Quando non le trovai ricordai che Zayn le aveva prese perché doveva andare al cinema ed era lontano dal nostro appartamento.
Così senza esitare uscii dalla porta e cominciai a correre. Sapevo dov'era l'ospedale ma non c'ero mai andato perché emanava alla mente troppi incubi.
Ma questo non era un incubo, era la realtà. Ed è meglio convivere con del dolore immaginario e soffrire, invece di farlo diventare reale.
Corsi più veloce possibile ma le mie gambe tremavano e faticavano a reggere il mio corpo. Continuai a correre comunque senza badare al peso che -in confronto a quello di Anna- non era nulla.
Una goccia d'acqua mi bagnò la guancia e pensai fosse una delle mie tante lacrime ma quando mi arrivarono pure sui capelli capii che era la pioggia, che capitava proprio nel momento meno opportuno. Ma si vede che il mondo ce l'ha con me.
Non potrebbe dimostrarmelo in modo più chiaro.
Ho sbagliato, e non me lo perdonerò mai. L'ultima cosa che avrà pensato Anna sarà stata: che stronzo... Lo odio non lo voglio più vedere.

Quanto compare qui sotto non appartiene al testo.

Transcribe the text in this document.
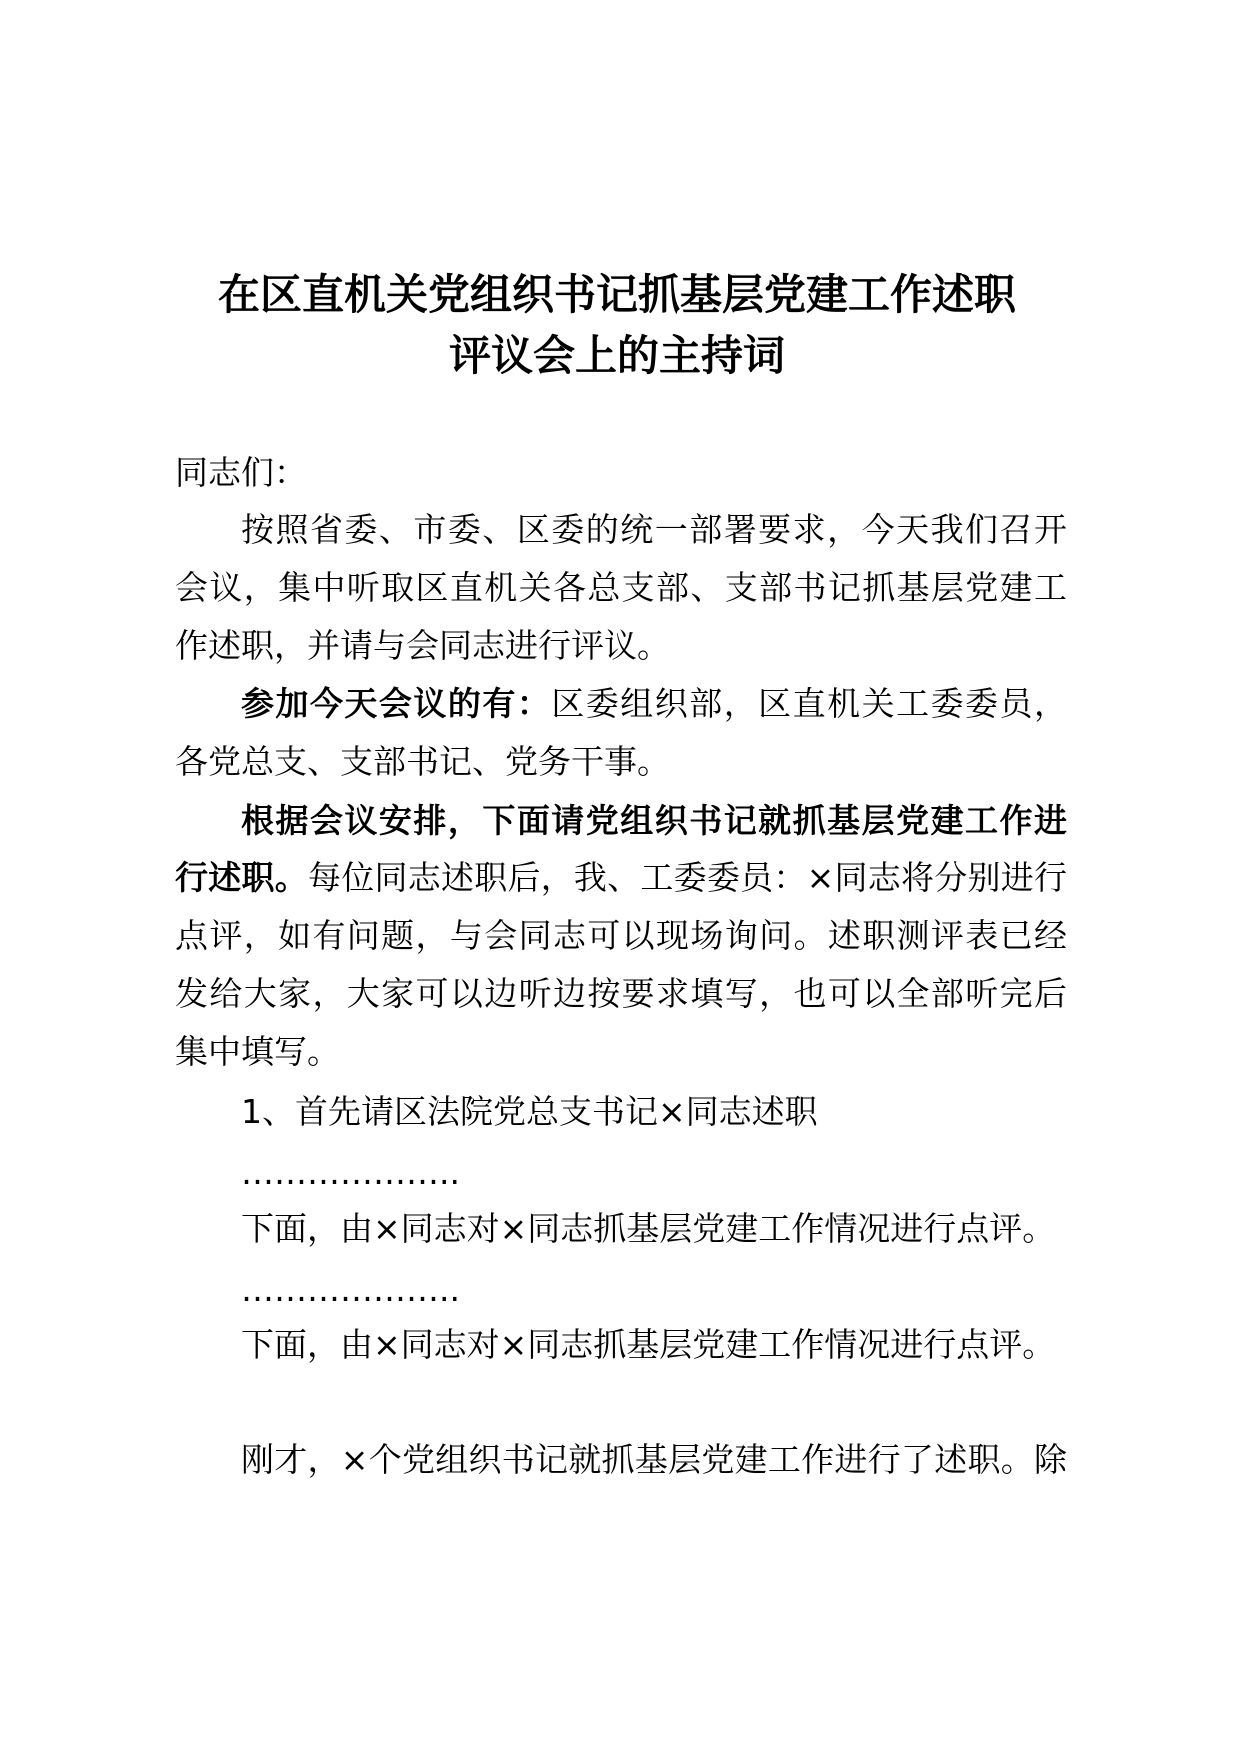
在区直机关党组织书记抓基层党建工作述职
评议会上的主持词
同志们：
按照省委、市委、区委的统一部署要求，今天我们召开
会议，集中听取区直机关各总支部、支部书记抓基层党建工
作述职，并请与会同志进行评议。
参加今天会议的有：区委组织部，区直机关工委委员，
各党总支、支部书记、党务干事。
根据会议安排，下面请党组织书记就抓基层党建工作进
行述职。每位同志述职后，我、工委委员：×同志将分别进行
点评，如有问题，与会同志可以现场询问。述职测评表已经
发给大家，大家可以边听边按要求填写，也可以全部听完后
集中填写。
1、首先请区法院党总支书记×同志述职
………………..
下面，由×同志对×同志抓基层党建工作情况进行点评。
………………..
下面，由×同志对×同志抓基层党建工作情况进行点评。
刚才，×个党组织书记就抓基层党建工作进行了述职。除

Mi sento uno schifo. Come se tutte le cose brutte del mondo si fossero accasciate su di me.
Continuavo a correre sotto la pioggia salata che si mischiava con le mie lacrime.
Il volto impallidì. Dopo attimi interminabili di dolore scorsi un edificio alto e a pianta larga. Ci misi un po' a capire che era l'ospedale dato che le lacrime mi avevano offuscato la vista per quando bruciavano.

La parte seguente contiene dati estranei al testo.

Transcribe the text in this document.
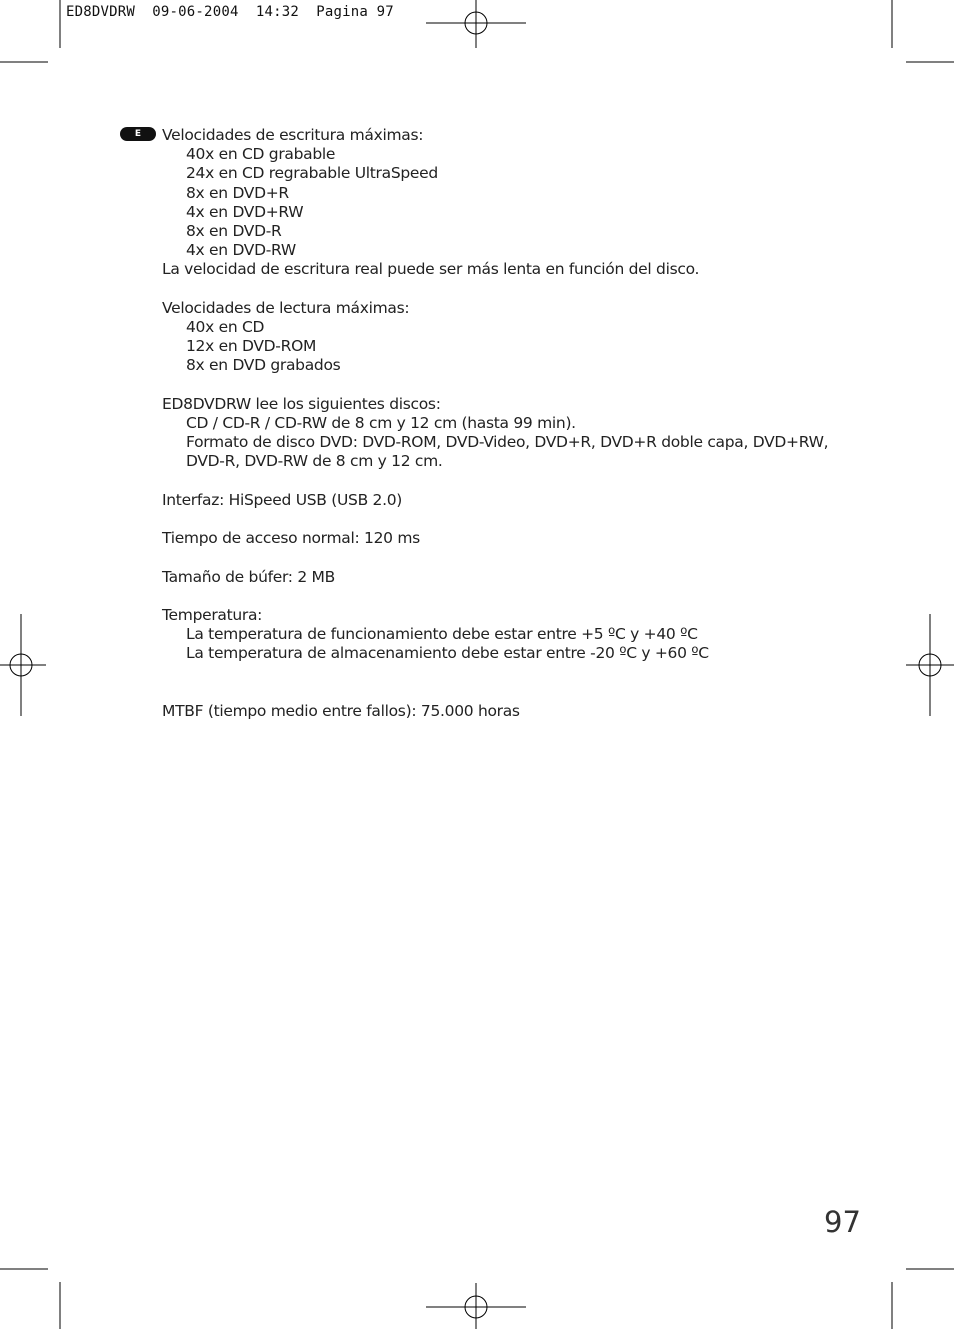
ED8DVDRW  09-06-2004  14:32  Pagina 97
E	Velocidades de escritura máximas:
40x en CD grabable
24x en CD regrabable UltraSpeed
8x en DVD+R
4x en DVD+RW
8x en DVD-R
4x en DVD-RW
La velocidad de escritura real puede ser más lenta en función del disco.
Velocidades de lectura máximas:
40x en CD
12x en DVD-ROM
8x en DVD grabados
ED8DVDRW lee los siguientes discos:
CD / CD-R / CD-RW de 8 cm y 12 cm (hasta 99 min).
Formato de disco DVD: DVD-ROM, DVD-Video, DVD+R, DVD+R doble capa, DVD+RW,
DVD-R, DVD-RW de 8 cm y 12 cm.
Interfaz: HiSpeed USB (USB 2.0)
Tiempo de acceso normal: 120 ms
Tamaño de búfer: 2 MB
Temperatura:
La temperatura de funcionamiento debe estar entre +5 ºC y +40 ºC
La temperatura de almacenamiento debe estar entre -20 ºC y +60 ºC
MTBF (tiempo medio entre fallos): 75.000 horas
97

Corsi più veloce fino a raggiungere l'entrata. Entrai senza dare importanza alle occhiate delle persone al mio abbigliamento fradicio che perdeva acqua.
Mi avvicinai al bancone e tutto agitato chiesi alla signora dall'altra parte "ANNA STONE!? LA PREGO MI DICA DOVE..."
"Sala BFH secondo piano."
"La ringrazio." Dissi sospirando
Mi precipitai alle scale e cominciai a salire fino al numero 2.

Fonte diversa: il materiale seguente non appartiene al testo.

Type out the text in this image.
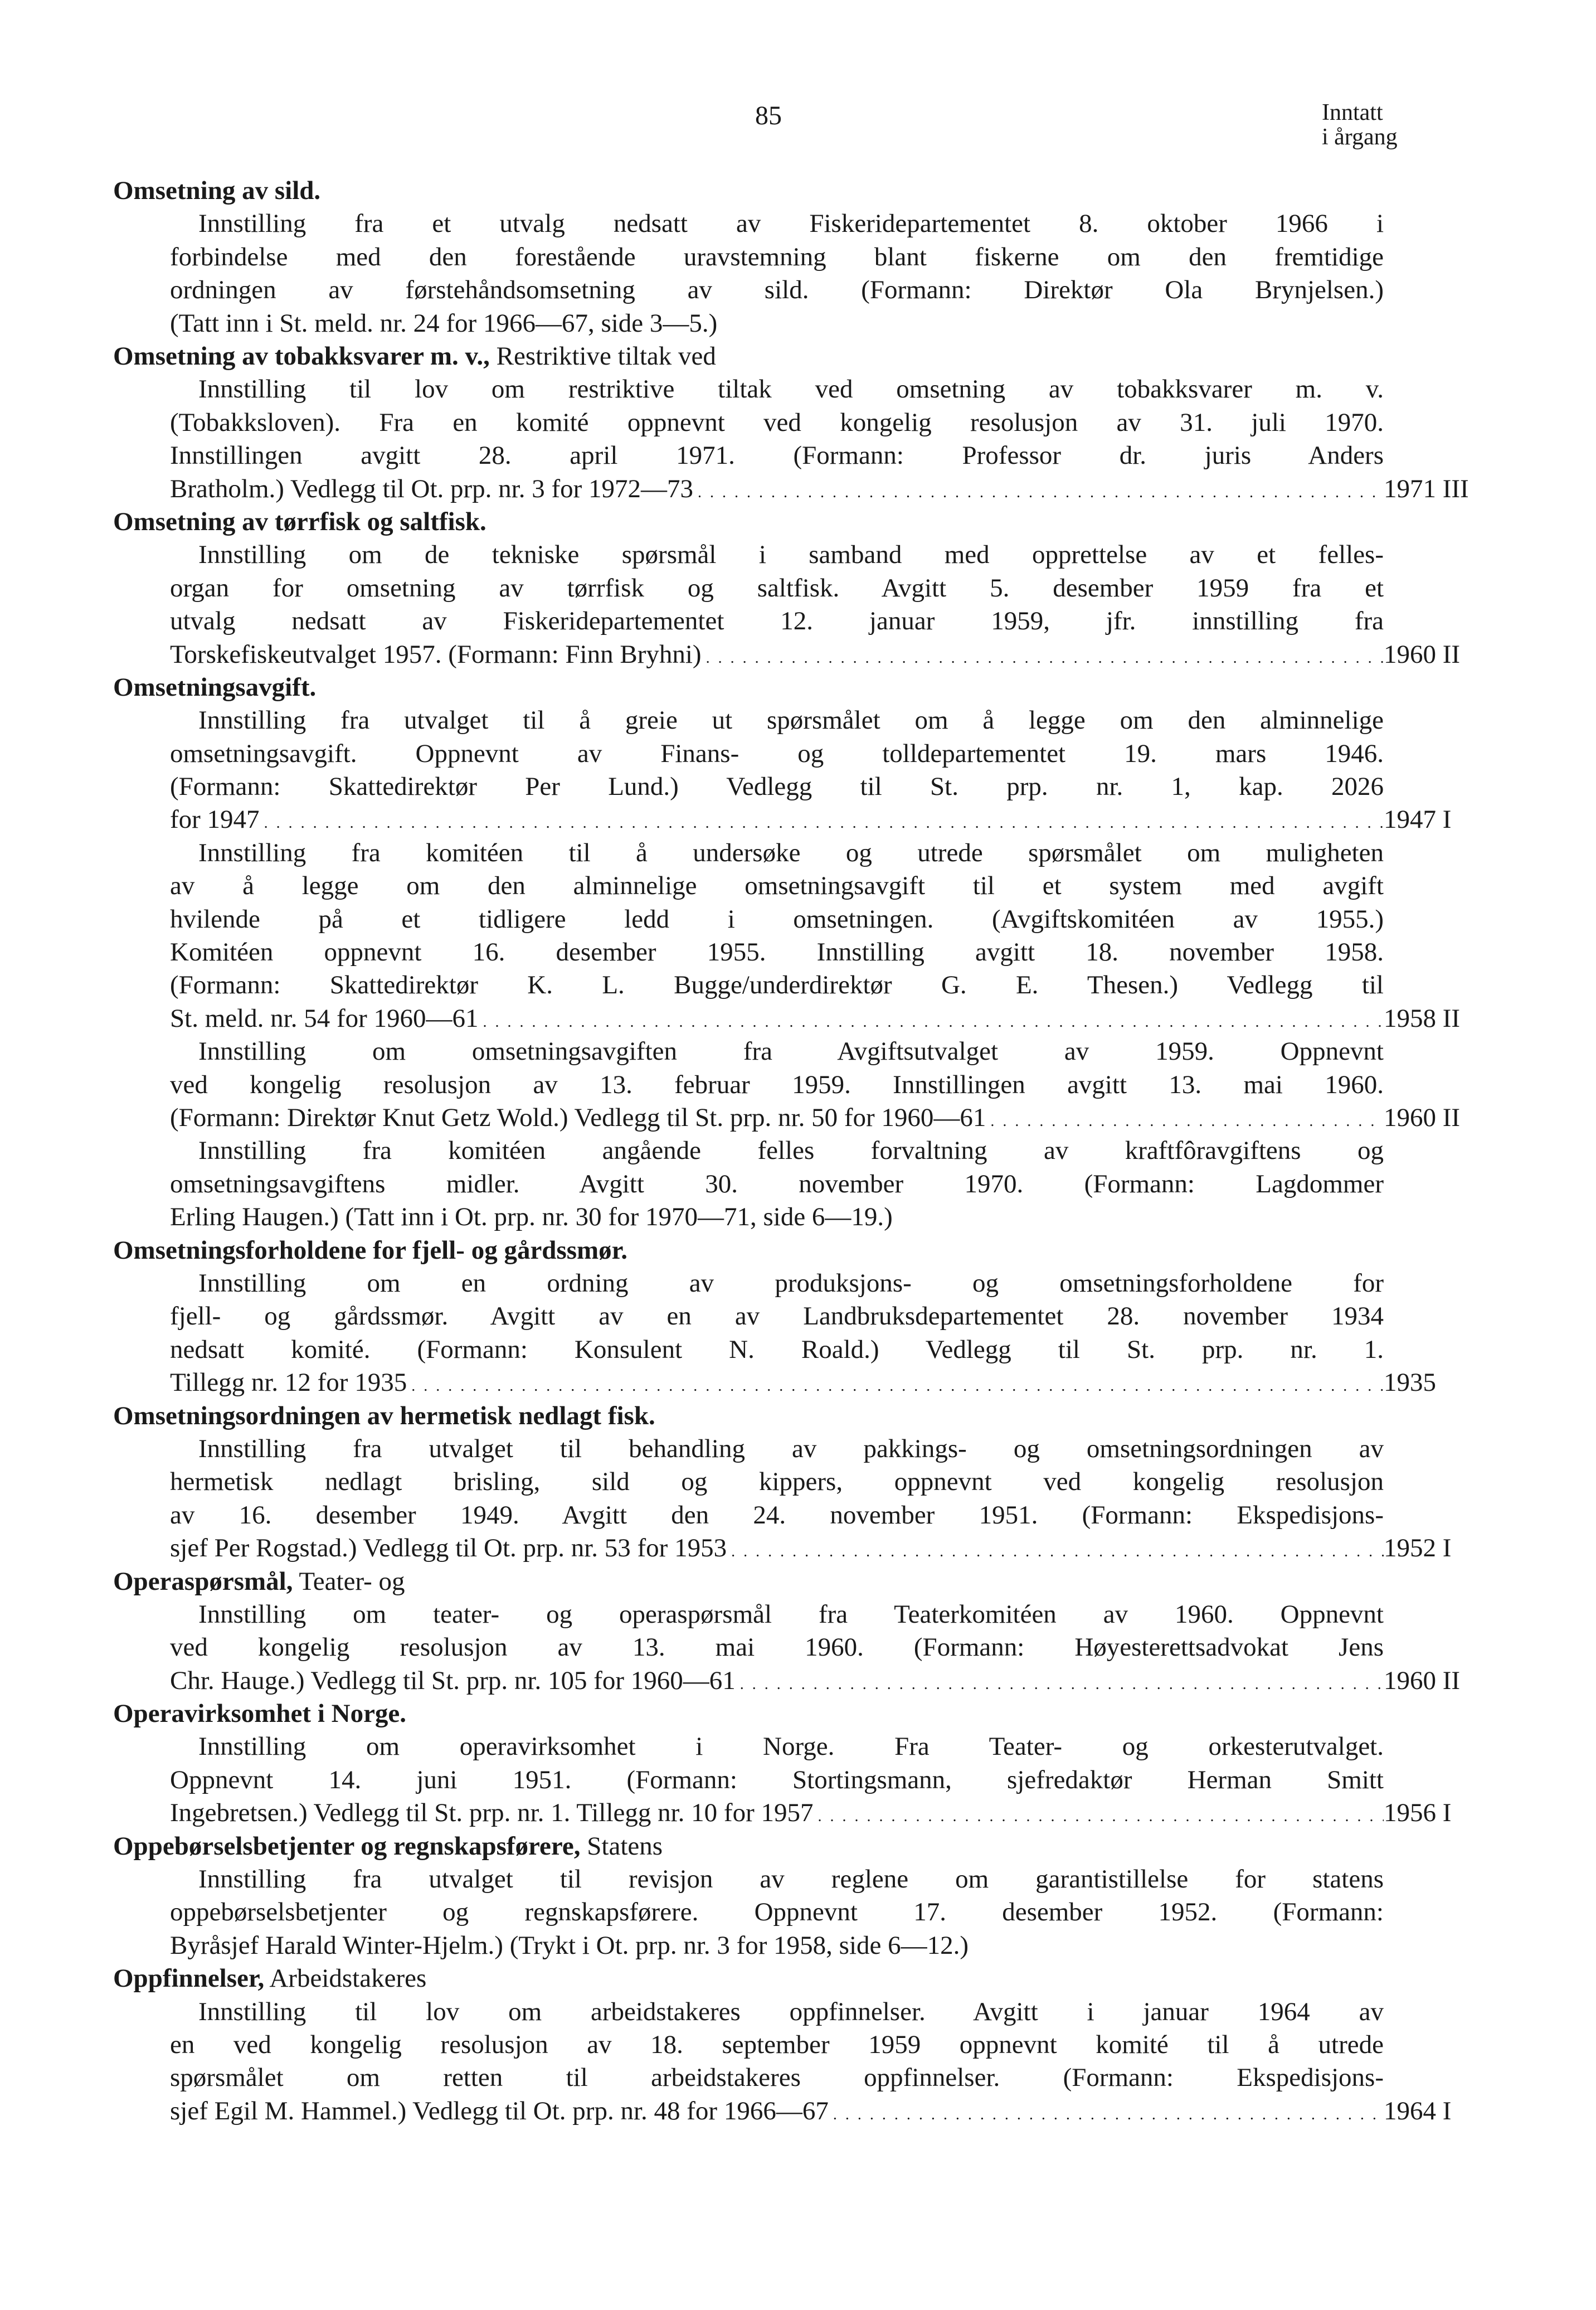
85	Inntatt
i årgang
Omsetning av sild.
Innstilling fra et utvalg nedsatt av Fiskeridepartementet 8. oktober 1966 i
forbindelse med den forestående uravstemning blant fiskerne om den fremtidige
ordningen av førstehåndsomsetning av sild. (Formann: Direktør Ola Brynjelsen.)
(Tatt inn i St. meld. nr. 24 for 1966—67, side 3—5.)
Omsetning av tobakksvarer m. v., Restriktive tiltak ved
Innstilling til lov om restriktive tiltak ved omsetning av tobakksvarer m. v.
(Tobakksloven). Fra en komité oppnevnt ved kongelig resolusjon av 31. juli 1970.
Innstillingen avgitt 28. april 1971. (Formann: Professor dr. juris Anders
Bratholm.) Vedlegg til Ot. prp. nr. 3 for 1972—73 . . .	1971 III
Omsetning av tørrfisk og saltfisk.
Innstilling om de tekniske spørsmål i samband med opprettelse av et felles-
organ for omsetning av tørrfisk og saltfisk. Avgitt 5. desember 1959 fra et
utvalg nedsatt av Fiskeridepartementet 12. januar 1959, jfr. innstilling fra
Torskefiskeutvalget 1957. (Formann: Finn Bryhni) . . .	1960 II
Omsetningsavgift.
Innstilling fra utvalget til å greie ut spørsmålet om å legge om den alminnelige
omsetningsavgift. Oppnevnt av Finans- og tolldepartementet 19. mars 1946.
(Formann: Skattedirektør Per Lund.) Vedlegg til St. prp. nr. 1, kap. 2026
for 1947 . . .	1947 I
Innstilling fra komitéen til å undersøke og utrede spørsmålet om muligheten
av å legge om den alminnelige omsetningsavgift til et system med avgift
hvilende på et tidligere ledd i omsetningen. (Avgiftskomitéen av 1955.)
Komitéen oppnevnt 16. desember 1955. Innstilling avgitt 18. november 1958.
(Formann: Skattedirektør K. L. Bugge/underdirektør G. E. Thesen.) Vedlegg til
St. meld. nr. 54 for 1960—61 . . .	1958 II
Innstilling om omsetningsavgiften fra Avgiftsutvalget av 1959. Oppnevnt
ved kongelig resolusjon av 13. februar 1959. Innstillingen avgitt 13. mai 1960.
(Formann: Direktør Knut Getz Wold.) Vedlegg til St. prp. nr. 50 for 1960—61 . . .	1960 II
Innstilling fra komitéen angående felles forvaltning av kraftfôravgiftens og
omsetningsavgiftens midler. Avgitt 30. november 1970. (Formann: Lagdommer
Erling Haugen.) (Tatt inn i Ot. prp. nr. 30 for 1970—71, side 6—19.)
Omsetningsforholdene for fjell- og gårdssmør.
Innstilling om en ordning av produksjons- og omsetningsforholdene for
fjell- og gårdssmør. Avgitt av en av Landbruksdepartementet 28. november 1934
nedsatt komité. (Formann: Konsulent N. Roald.) Vedlegg til St. prp. nr. 1.
Tillegg nr. 12 for 1935 . . .	1935
Omsetningsordningen av hermetisk nedlagt fisk.
Innstilling fra utvalget til behandling av pakkings- og omsetningsordningen av
hermetisk nedlagt brisling, sild og kippers, oppnevnt ved kongelig resolusjon
av 16. desember 1949. Avgitt den 24. november 1951. (Formann: Ekspedisjons-
sjef Per Rogstad.) Vedlegg til Ot. prp. nr. 53 for 1953 . . .	1952 I
Operaspørsmål, Teater- og
Innstilling om teater- og operaspørsmål fra Teaterkomitéen av 1960. Oppnevnt
ved kongelig resolusjon av 13. mai 1960. (Formann: Høyesterettsadvokat Jens
Chr. Hauge.) Vedlegg til St. prp. nr. 105 for 1960—61 . . .	1960 II
Operavirksomhet i Norge.
Innstilling om operavirksomhet i Norge. Fra Teater- og orkesterutvalget.
Oppnevnt 14. juni 1951. (Formann: Stortingsmann, sjefredaktør Herman Smitt
Ingebretsen.) Vedlegg til St. prp. nr. 1. Tillegg nr. 10 for 1957 . . .	1956 I
Oppebørselsbetjenter og regnskapsførere, Statens
Innstilling fra utvalget til revisjon av reglene om garantistillelse for statens
oppebørselsbetjenter og regnskapsførere. Oppnevnt 17. desember 1952. (Formann:
Byråsjef Harald Winter-Hjelm.) (Trykt i Ot. prp. nr. 3 for 1958, side 6—12.)
Oppfinnelser, Arbeidstakeres
Innstilling til lov om arbeidstakeres oppfinnelser. Avgitt i januar 1964 av
en ved kongelig resolusjon av 18. september 1959 oppnevnt komité til å utrede
spørsmålet om retten til arbeidstakeres oppfinnelser. (Formann: Ekspedisjons-
sjef Egil M. Hammel.) Vedlegg til Ot. prp. nr. 48 for 1966—67 . . .	1964 I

Camminai lungo il corridoio in cerca della sala BFH.
BFF...BFG...BFH!
Esitai ad entrare ma poi mi ci piombai vedendo solo un lettino vuoto. Il fuoco divampò nel mio cuore. Dovevo aver sbagliato, Anna forse era in un'altra stanza...
Passò un medico e con le lacrime chiesi "scusi. Anna Stone, mi sa dire dov'è? Mi hanno detto che era nella sala BFH ma qua non c'è..."
Il dottore uscì una cartella clinica da un borsone marrone e mise gli occhiali per leggere. "Oh certo. Ora si trova nella sala CFH , l'hanno trasferita al piano di sopra." Disse con gentilezza e pietà vedendo come ero conciato.
"Grazie mille." Ringraziai sogghignando. Mi lanciai a capofitto verso l'ascensore perché questa volta le gambe erano già cedute e a stento riuscivo a stare in piedi.
Salii al terzo piano e mi avviai verso la sala CFH.
Quando vidi le tre lettere su una porta entrai e la vidi.
Il suo corpo era coperto solo da una vestaglia medica, ma si scorgevano lividi nelle gambe e nelle braccia.
Il viso era bello come sempre ma pallido e bianco, simile al mio quando la vidi. Era immobile e se non sapessi che era in coma l'avrei scambiata per morta...
Gli occhi chiusi mantenevano le ciglia lunghe e folte. I capelli castano scuro erano rovinati e bruciati, e notai subito che erano di meno. Tanti tubicini erano collegati al suo corpo e facevano scorrere del liquido colorato.
Mi avvicinai a lei e le accarezzai una guancia delicatamente. Una lacrima -proveniente da me- le bagno il viso. Era così bella. Nonostante tutto era così bella.
Sono uno stupido. Come ho potuto. Ci dovrei essere io la, a soffrire. Soffrirei sempre meno di quanto sto soffrendo ora.
Mi avvicinai e le diedi un bacio lieve sulle labbra screpolate e poi sussurrai "scusami amore mio..."
Restai li a tenerle la mano e guardarla per circa un ora quando mi dissero che me ne dovevo andare perché l'orario delle visite era finito.
Tornai a casa. Non dissi niente a Zayn, forse perché non riuscivo a parlarne...
Non riuscivo a dormire. Riuscivo solo a piangere silenziosamente per non attirare attenzioni indesiderate.
L'unica ora che chiusi gli occhi sognai Anna, stava bene e i lividi erano scomparsi. Sorrideva, verso di me. Ma non sorrideva a me, sorrideva ad un ragazzo sconosciuto. Nemmeno mi vide. Io stavo da solo a piangere e poi... Mi svegliai.